New data from the Treasury shows that income redistribution across New Zealand’s income tax and support system continues to increase, with the top 10 per cent of households forecast to pay 37.2 per cent of income tax in 2016/17, compared with 35.5 per cent in 2007/08.

“This latest data confirms that New Zealand’s income tax and support system significantly redistribute incomes to households in need,” Acting Finance Minister Steven Joyce says.

“Higher income households are paying a larger share of income tax than they were in 2008, and lower income households are paying less – the 30 per cent of households with the lowest incomes are forecast to pay just 5.4 per cent of income tax, compared with 6.3 per cent in 2007/08.

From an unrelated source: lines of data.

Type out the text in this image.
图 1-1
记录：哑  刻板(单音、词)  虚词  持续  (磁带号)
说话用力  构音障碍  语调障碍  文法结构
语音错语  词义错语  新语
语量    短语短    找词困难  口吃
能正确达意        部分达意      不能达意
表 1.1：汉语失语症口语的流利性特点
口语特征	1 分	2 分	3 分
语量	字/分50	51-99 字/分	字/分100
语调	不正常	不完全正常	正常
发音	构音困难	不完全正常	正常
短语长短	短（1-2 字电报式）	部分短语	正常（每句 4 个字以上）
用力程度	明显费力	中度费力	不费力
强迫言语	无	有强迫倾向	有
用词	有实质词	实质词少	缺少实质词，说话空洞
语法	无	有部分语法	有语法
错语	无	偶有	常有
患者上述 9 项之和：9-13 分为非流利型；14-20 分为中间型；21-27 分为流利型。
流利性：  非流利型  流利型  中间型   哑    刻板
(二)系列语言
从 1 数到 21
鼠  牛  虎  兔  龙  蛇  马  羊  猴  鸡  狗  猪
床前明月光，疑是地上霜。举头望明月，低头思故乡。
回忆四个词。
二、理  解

“This is before the effect of redistribution from Working For Families and benefits. The Government has increased support for low income families to help New Zealanders through times of need. So at any particular time, a large number of households effectively don’t pay income tax,” Mr Joyce says.

Treasury estimate that in 2016/17 42 per cent of households will pay less in tax than they receive from welfare benefits, Working for Families, New Zealand Superannuation and accommodation subsidies. This compares with 39 per cent in 2007/08.

“For the 30 per cent of households with the lowest incomes, the $1.7 billion of income tax they are expected to pay will be more than offset by the $10.6 billion they will receive in income support,” Mr Joyce says.

“It’s appropriate to maintain a tax and income support system that helps low and middle income households when they most need it. The Treasury data shows exactly how much re-distribution is occurring, and how much it is growing.”


Recent Government initiatives to support low-income families:

  • From 1 April this year, the Government:
    • increased benefits for children with families by $25 a week – the first real increase since 1972
    • increased WFF payments to very low income working families by $24.50 a week, and to other working families by up to $12.50 a week
    • increased childcare assistance for low-income working families.
  • On top of this, the Government has introduced:
    • free GP visits and prescriptions for under-13s
    • breakfast in all schools that want it
    • social workers in all low decile primary schools
    • the Youth Service, for young teen beneficiaries
    • Investing in Educational Success
    • insulating every state house that could be insulated
    • rheumatic fever prevention
    • Whanau Ora
    • the changes to Child, Youth and Family services
  • The best thing we can do for children in hardship is get their parents into sustainable, fulltime work where that is possible.

The number of children in benefit dependent households has fallen by around 40,000 over the last three years.